Exceto se a comunidade me pedir o contrário, e aí, então, veremos. Porque pode ser que tenha agradado muito, pode ser que a história tenha afetado o lugar, etc. Essa é parte da forma que tenho de entender a arte pública, e que creio que ela sempre tem que ser temporal. Então, a forma como detectei a situação é que uma primeira visita ao lugar de uma arte pública é uma organização para um arquiteto e uma equipe mínima de suporte. Muitos projetos de arte pública em Porto Rico (creio que eu seria um pouco crítico aqui, são coisas do passado, mas, bem, isso seria uma outra história). Mas a situação deve ser vista com uma certa preocupação, e quase sem saber se vai intervir ou não. Não acertei totalmente desde o princípio ao fazer o trabalho. Deixei em uma situação de stand-by, para ver onde iria me levar, e só na segunda visita, ou seja, na primeira visita deixei claro que não estava certo, e na segunda visita, não por parte da organização, mas sim por minha curiosidade ao buscar em um lugar que me disseram “não, aquele local não é interessante”, fui descobrir as fotos de Delano. E me pareceu que aquelas fotos de Delano, e é logo o que o supre como personagem, como disse antes, ele chegou a Porto Rico e lá ficou, e se envolveu, que é algo que eu não faço. De certa maneira, Delano é um tradutor, é um intérprete desse trabalho. Ou seja, eu creio que esse é um comentário para essas intervenções de arte pública, em que chegamos, conhecemos um local... Eu não conhecia Porto Rico, conheço o Brasil. Ou seja, eu não tinha elementos suficientes; me pareceu muito mais interessante dar a vez a alguém que havia se invertido, que era, de certa maneira, anônimo, e que estava dizendo tudo o que eu queria dizer, e mais. Porque esse “mais” que ele estava dizendo era o empenho e o envolvimento com um território que, bem, quem sabe eu chegaria através do resultado do reflexo do trabalho, e porque, de certa maneira, as imagens são dele, não? Então, nesse processo, eu investiguei, e descobri que aquelas imagens são de domínio público, estão na biblioteca do Congresso, e eu as poderia usar. Porém, me interessei em saber quem obtinha os direitos, e havia uma família por trás delas. Pablo Delano foi em busca do autor, e o fotógrafo vivia em Connecticut.

Entrei em contato com ele, e a princípio eu tinha minhas preocupações, porque ainda que eu as pudesse ter utilizado, não tinha sequer que pagar direitos, me pareceu que era interessante ver como elas poderiam ser entendidas por alguém que conhecia bem a situação.
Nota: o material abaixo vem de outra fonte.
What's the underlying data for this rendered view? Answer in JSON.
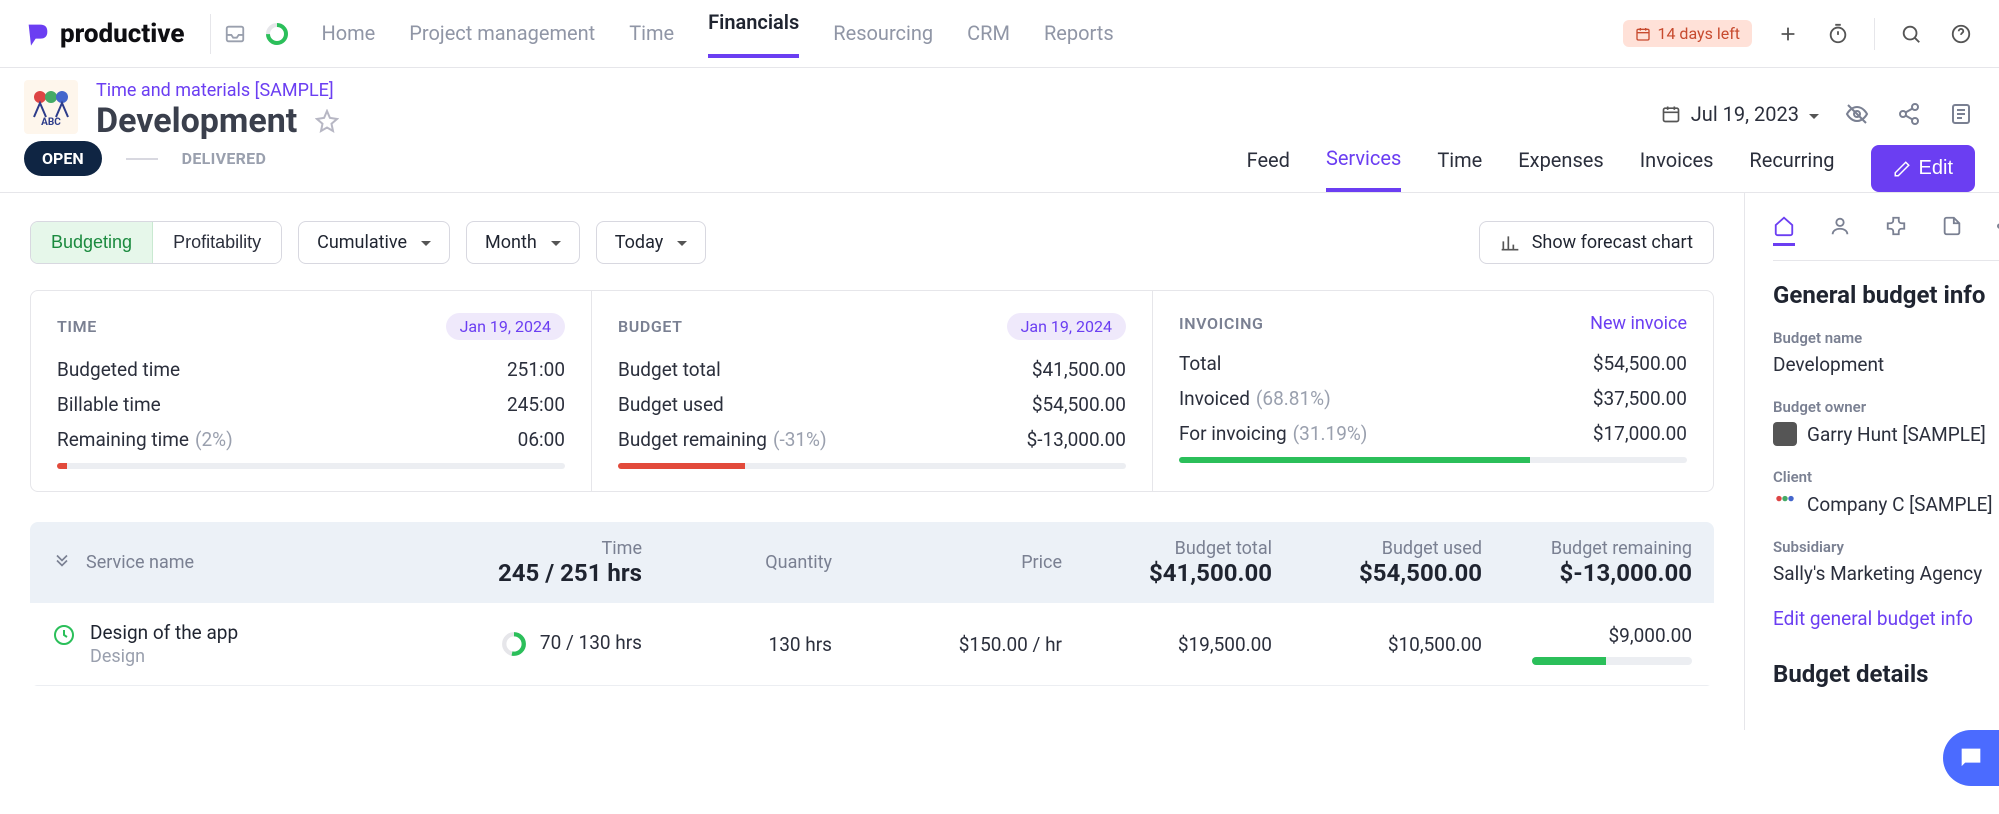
{
  "brand": {
    "name": "productive"
  },
  "nav": {
    "items": [
      "Home",
      "Project management",
      "Time",
      "Financials",
      "Resourcing",
      "CRM",
      "Reports"
    ],
    "active_index": 3
  },
  "trial": {
    "text": "14 days left"
  },
  "project": {
    "breadcrumb": "Time and materials [SAMPLE]",
    "title": "Development",
    "thumb": "ABC"
  },
  "date_selector": "Jul 19, 2023",
  "stages": {
    "open": "OPEN",
    "delivered": "DELIVERED"
  },
  "sub_tabs": {
    "items": [
      "Feed",
      "Services",
      "Time",
      "Expenses",
      "Invoices",
      "Recurring"
    ],
    "active_index": 1,
    "edit": "Edit"
  },
  "toolbar": {
    "segments": [
      "Budgeting",
      "Profitability"
    ],
    "active_segment": 0,
    "dropdowns": {
      "mode": "Cumulative",
      "period": "Month",
      "range": "Today"
    },
    "forecast": "Show forecast chart"
  },
  "cards": {
    "time": {
      "title": "TIME",
      "end_date": "Jan 19, 2024",
      "rows": [
        {
          "label": "Budgeted time",
          "value": "251:00"
        },
        {
          "label": "Billable time",
          "value": "245:00"
        },
        {
          "label": "Remaining time",
          "pct": "(2%)",
          "value": "06:00"
        }
      ],
      "progress_pct": 2,
      "progress_color": "red"
    },
    "budget": {
      "title": "BUDGET",
      "end_date": "Jan 19, 2024",
      "rows": [
        {
          "label": "Budget total",
          "value": "$41,500.00"
        },
        {
          "label": "Budget used",
          "value": "$54,500.00"
        },
        {
          "label": "Budget remaining",
          "pct": "(-31%)",
          "value": "$-13,000.00"
        }
      ],
      "progress_pct": 25,
      "progress_color": "red"
    },
    "invoicing": {
      "title": "INVOICING",
      "link": "New invoice",
      "rows": [
        {
          "label": "Total",
          "value": "$54,500.00"
        },
        {
          "label": "Invoiced",
          "pct": "(68.81%)",
          "value": "$37,500.00"
        },
        {
          "label": "For invoicing",
          "pct": "(31.19%)",
          "value": "$17,000.00"
        }
      ],
      "progress_pct": 69,
      "progress_color": "green"
    }
  },
  "table": {
    "headers": {
      "service": "Service name",
      "time": "Time",
      "time_total": "245 / 251 hrs",
      "quantity": "Quantity",
      "price": "Price",
      "budget_total_label": "Budget total",
      "budget_total": "$41,500.00",
      "budget_used_label": "Budget used",
      "budget_used": "$54,500.00",
      "budget_remaining_label": "Budget remaining",
      "budget_remaining": "$-13,000.00"
    },
    "rows": [
      {
        "name": "Design of the app",
        "sub": "Design",
        "time": "70 / 130 hrs",
        "quantity": "130 hrs",
        "price": "$150.00 / hr",
        "budget_total": "$19,500.00",
        "budget_used": "$10,500.00",
        "budget_remaining": "$9,000.00",
        "remaining_pct": 46
      }
    ]
  },
  "sidebar": {
    "section_title": "General budget info",
    "budget_name_label": "Budget name",
    "budget_name": "Development",
    "owner_label": "Budget owner",
    "owner": "Garry Hunt [SAMPLE]",
    "client_label": "Client",
    "client": "Company C [SAMPLE]",
    "subsidiary_label": "Subsidiary",
    "subsidiary": "Sally's Marketing Agency",
    "edit_link": "Edit general budget info",
    "details_title": "Budget details"
  }
}
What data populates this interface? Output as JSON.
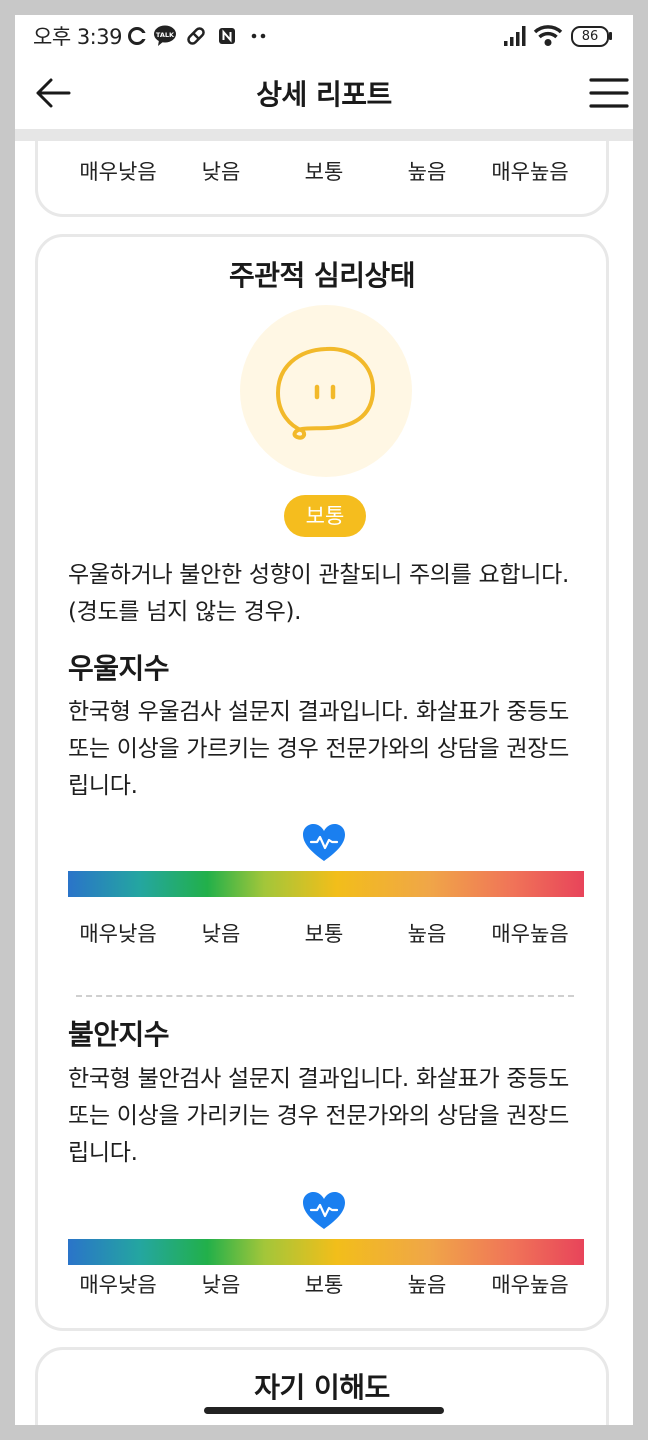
{
  "status_bar": {
    "time": "오후 3:39",
    "battery": "86",
    "icons": [
      "c-icon",
      "kakaotalk-icon",
      "pill-icon",
      "notification-n-icon",
      "more-dots-icon",
      "signal-icon",
      "wifi-icon",
      "battery-icon"
    ]
  },
  "header": {
    "title": "상세 리포트",
    "back_icon": "arrow-left-icon",
    "menu_icon": "hamburger-menu-icon"
  },
  "scale_labels": [
    "매우낮음",
    "낮음",
    "보통",
    "높음",
    "매우높음"
  ],
  "mental_card": {
    "title": "주관적 심리상태",
    "face_icon": "neutral-face-icon",
    "badge": "보통",
    "description": "우울하거나 불안한 성향이 관찰되니 주의를 요합니다. (경도를 넘지 않는 경우).",
    "depression": {
      "title": "우울지수",
      "description": "한국형 우울검사 설문지 결과입니다. 화살표가 중등도 또는 이상을 가르키는 경우 전문가와의 상담을 권장드립니다.",
      "level": "보통"
    },
    "anxiety": {
      "title": "불안지수",
      "description": "한국형 불안검사 설문지 결과입니다. 화살표가 중등도 또는 이상을 가리키는 경우 전문가와의 상담을 권장드립니다.",
      "level": "보통"
    }
  },
  "next_card": {
    "title": "자기 이해도"
  },
  "colors": {
    "accent": "#f5bd1e",
    "heart": "#1a7ff0",
    "face_bg": "#fff7e4",
    "card_border": "#e8e8e8"
  }
}
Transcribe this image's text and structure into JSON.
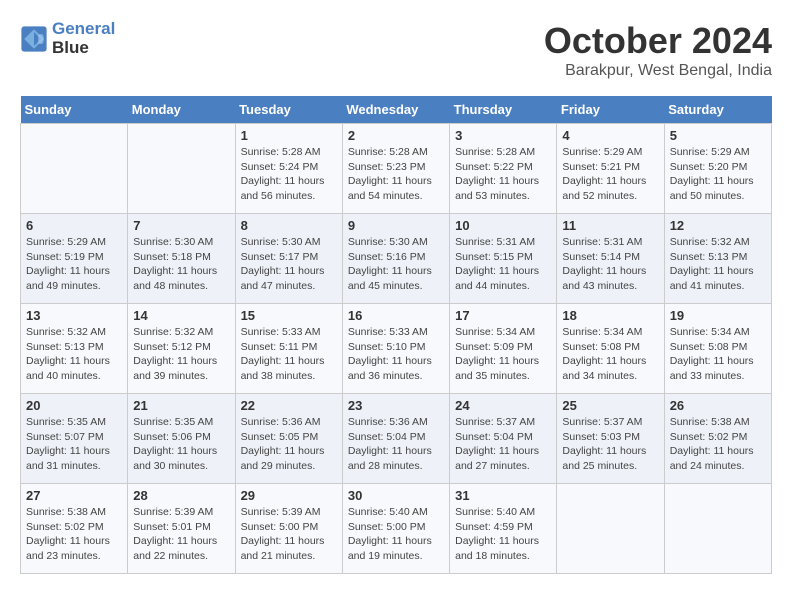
{
  "header": {
    "logo_line1": "General",
    "logo_line2": "Blue",
    "month_title": "October 2024",
    "location": "Barakpur, West Bengal, India"
  },
  "days_of_week": [
    "Sunday",
    "Monday",
    "Tuesday",
    "Wednesday",
    "Thursday",
    "Friday",
    "Saturday"
  ],
  "weeks": [
    [
      {
        "day": "",
        "detail": ""
      },
      {
        "day": "",
        "detail": ""
      },
      {
        "day": "1",
        "detail": "Sunrise: 5:28 AM\nSunset: 5:24 PM\nDaylight: 11 hours and 56 minutes."
      },
      {
        "day": "2",
        "detail": "Sunrise: 5:28 AM\nSunset: 5:23 PM\nDaylight: 11 hours and 54 minutes."
      },
      {
        "day": "3",
        "detail": "Sunrise: 5:28 AM\nSunset: 5:22 PM\nDaylight: 11 hours and 53 minutes."
      },
      {
        "day": "4",
        "detail": "Sunrise: 5:29 AM\nSunset: 5:21 PM\nDaylight: 11 hours and 52 minutes."
      },
      {
        "day": "5",
        "detail": "Sunrise: 5:29 AM\nSunset: 5:20 PM\nDaylight: 11 hours and 50 minutes."
      }
    ],
    [
      {
        "day": "6",
        "detail": "Sunrise: 5:29 AM\nSunset: 5:19 PM\nDaylight: 11 hours and 49 minutes."
      },
      {
        "day": "7",
        "detail": "Sunrise: 5:30 AM\nSunset: 5:18 PM\nDaylight: 11 hours and 48 minutes."
      },
      {
        "day": "8",
        "detail": "Sunrise: 5:30 AM\nSunset: 5:17 PM\nDaylight: 11 hours and 47 minutes."
      },
      {
        "day": "9",
        "detail": "Sunrise: 5:30 AM\nSunset: 5:16 PM\nDaylight: 11 hours and 45 minutes."
      },
      {
        "day": "10",
        "detail": "Sunrise: 5:31 AM\nSunset: 5:15 PM\nDaylight: 11 hours and 44 minutes."
      },
      {
        "day": "11",
        "detail": "Sunrise: 5:31 AM\nSunset: 5:14 PM\nDaylight: 11 hours and 43 minutes."
      },
      {
        "day": "12",
        "detail": "Sunrise: 5:32 AM\nSunset: 5:13 PM\nDaylight: 11 hours and 41 minutes."
      }
    ],
    [
      {
        "day": "13",
        "detail": "Sunrise: 5:32 AM\nSunset: 5:13 PM\nDaylight: 11 hours and 40 minutes."
      },
      {
        "day": "14",
        "detail": "Sunrise: 5:32 AM\nSunset: 5:12 PM\nDaylight: 11 hours and 39 minutes."
      },
      {
        "day": "15",
        "detail": "Sunrise: 5:33 AM\nSunset: 5:11 PM\nDaylight: 11 hours and 38 minutes."
      },
      {
        "day": "16",
        "detail": "Sunrise: 5:33 AM\nSunset: 5:10 PM\nDaylight: 11 hours and 36 minutes."
      },
      {
        "day": "17",
        "detail": "Sunrise: 5:34 AM\nSunset: 5:09 PM\nDaylight: 11 hours and 35 minutes."
      },
      {
        "day": "18",
        "detail": "Sunrise: 5:34 AM\nSunset: 5:08 PM\nDaylight: 11 hours and 34 minutes."
      },
      {
        "day": "19",
        "detail": "Sunrise: 5:34 AM\nSunset: 5:08 PM\nDaylight: 11 hours and 33 minutes."
      }
    ],
    [
      {
        "day": "20",
        "detail": "Sunrise: 5:35 AM\nSunset: 5:07 PM\nDaylight: 11 hours and 31 minutes."
      },
      {
        "day": "21",
        "detail": "Sunrise: 5:35 AM\nSunset: 5:06 PM\nDaylight: 11 hours and 30 minutes."
      },
      {
        "day": "22",
        "detail": "Sunrise: 5:36 AM\nSunset: 5:05 PM\nDaylight: 11 hours and 29 minutes."
      },
      {
        "day": "23",
        "detail": "Sunrise: 5:36 AM\nSunset: 5:04 PM\nDaylight: 11 hours and 28 minutes."
      },
      {
        "day": "24",
        "detail": "Sunrise: 5:37 AM\nSunset: 5:04 PM\nDaylight: 11 hours and 27 minutes."
      },
      {
        "day": "25",
        "detail": "Sunrise: 5:37 AM\nSunset: 5:03 PM\nDaylight: 11 hours and 25 minutes."
      },
      {
        "day": "26",
        "detail": "Sunrise: 5:38 AM\nSunset: 5:02 PM\nDaylight: 11 hours and 24 minutes."
      }
    ],
    [
      {
        "day": "27",
        "detail": "Sunrise: 5:38 AM\nSunset: 5:02 PM\nDaylight: 11 hours and 23 minutes."
      },
      {
        "day": "28",
        "detail": "Sunrise: 5:39 AM\nSunset: 5:01 PM\nDaylight: 11 hours and 22 minutes."
      },
      {
        "day": "29",
        "detail": "Sunrise: 5:39 AM\nSunset: 5:00 PM\nDaylight: 11 hours and 21 minutes."
      },
      {
        "day": "30",
        "detail": "Sunrise: 5:40 AM\nSunset: 5:00 PM\nDaylight: 11 hours and 19 minutes."
      },
      {
        "day": "31",
        "detail": "Sunrise: 5:40 AM\nSunset: 4:59 PM\nDaylight: 11 hours and 18 minutes."
      },
      {
        "day": "",
        "detail": ""
      },
      {
        "day": "",
        "detail": ""
      }
    ]
  ]
}
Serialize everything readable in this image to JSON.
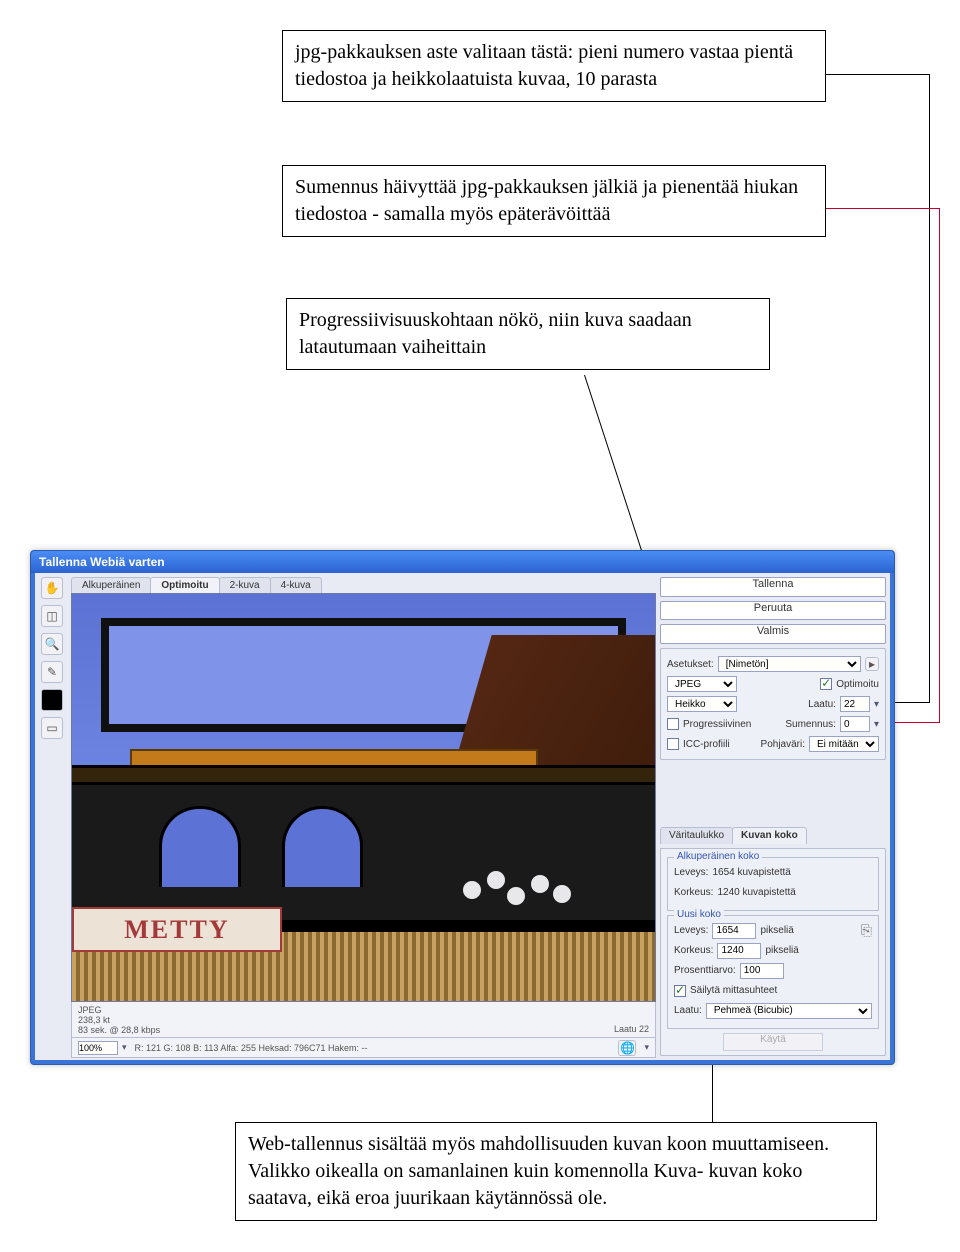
{
  "annotations": {
    "a1": "jpg-pakkauksen aste valitaan tästä:  pieni numero vastaa pientä tiedostoa ja heikkolaatuista kuvaa, 10 parasta",
    "a2": "Sumennus häivyttää jpg-pakkauksen jälkiä ja pienentää hiukan tiedostoa - samalla myös epäterävöittää",
    "a3": "Progressiivisuuskohtaan nökö, niin kuva saadaan latautumaan vaiheittain",
    "a4": "Web-tallennus sisältää myös mahdollisuuden kuvan koon muuttamiseen.  Valikko oikealla on samanlainen kuin komennolla Kuva- kuvan koko saatava, eikä eroa juurikaan käytännössä ole."
  },
  "dialog": {
    "title": "Tallenna Webiä varten",
    "tabs": {
      "t1": "Alkuperäinen",
      "t2": "Optimoitu",
      "t3": "2-kuva",
      "t4": "4-kuva"
    },
    "sign_text": "METTY",
    "info": {
      "format": "JPEG",
      "size": "238,3 kt",
      "time": "83 sek. @ 28,8 kbps",
      "quality_note": "Laatu 22"
    },
    "status": {
      "zoom": "100%",
      "readout": "R: 121  G: 108  B: 113  Alfa:   255  Heksad:   796C71  Hakem:   --"
    },
    "buttons": {
      "save": "Tallenna",
      "cancel": "Peruuta",
      "done": "Valmis"
    },
    "settings": {
      "preset_label": "Asetukset:",
      "preset_value": "[Nimetön]",
      "format": "JPEG",
      "optimized_label": "Optimoitu",
      "quality_label_left": "Heikko",
      "quality_label": "Laatu:",
      "quality_value": "22",
      "progressive_label": "Progressiivinen",
      "blur_label": "Sumennus:",
      "blur_value": "0",
      "icc_label": "ICC-profiili",
      "matte_label": "Pohjaväri:",
      "matte_value": "Ei mitään"
    },
    "right_tabs": {
      "t1": "Väritaulukko",
      "t2": "Kuvan koko"
    },
    "orig_size": {
      "group_title": "Alkuperäinen koko",
      "width_label": "Leveys:",
      "width_value": "1654 kuvapistettä",
      "height_label": "Korkeus:",
      "1240": "1240 kuvapistettä"
    },
    "new_size": {
      "group_title": "Uusi koko",
      "width_label": "Leveys:",
      "width_value": "1654",
      "width_unit": "pikseliä",
      "height_label": "Korkeus:",
      "height_value": "1240",
      "height_unit": "pikseliä",
      "percent_label": "Prosenttiarvo:",
      "percent_value": "100",
      "constrain_label": "Säilytä mittasuhteet",
      "resample_label": "Laatu:",
      "resample_value": "Pehmeä (Bicubic)"
    },
    "apply": "Käytä"
  }
}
E havia uns vínculos, e Delano tinha um artigo que também me interessava ver, para conhecer melhor o trabalho, e fiz uma fita em Hartford, Connecticut, onde ele trabalha dando aulas na universidade, e quando eu cheguei ao seu estúdio vi uma tradução de meu catálogo do MACBA. Bem, eu pensei, isto pode ser um sinal bom ou mau. Porque, não sei se vocês entendem, mas às vezes, os direitos da família, das viúvas, dos viúvos, dos filhos, estabelecem algumas apropriações de materiais muito complexas. Resumindo, ele compreendeu o projeto como fotógrafo e ele disse que havia uma doação da Fundação Delano para a restauração de negativos. Isso foi uma coisa que me interessou pela minha própria parte no projeto. Me parecia que em outra situação, se haveria de pagar os direitos, mas neste caso, seria o Congresso que não teria que pagar o preço. O projeto era bastante generoso com a produção, que não era muito cara, pois parte do dinheiro estava dentro dessa situação. Então, naquele momento, por não possuir um artigo sobre as fotografias, tudo isso em função do reposicionamento, e parte dessa forma de fazer planos para projetos foi que de uma conversa na universidade onde apresentei o projeto, e à qual compareceram todas as faculdades de arquitetura e fotografia, foi um pouco como dar a cara ao explicar o projeto, posicioná-lo e explicar por que, e o jornal também faz parte disso. Mas fica evidente que essas estratégias de apropriação, handy-made, etc. existem, mas eu creio que são coisas mais complexas do que apropriar-se disso, que me tomou muito tempo. E havia uma apropriação que eu não queria que fosse violenta, mas sim que fosse uma apropriação em que se pudesse entender as intenções, a ambição e o porque desse uso. De certa maneira, é uma homenagem a Delano, mas que estava dentro de uma situação totalmente, bem, suas imagens falavam, não?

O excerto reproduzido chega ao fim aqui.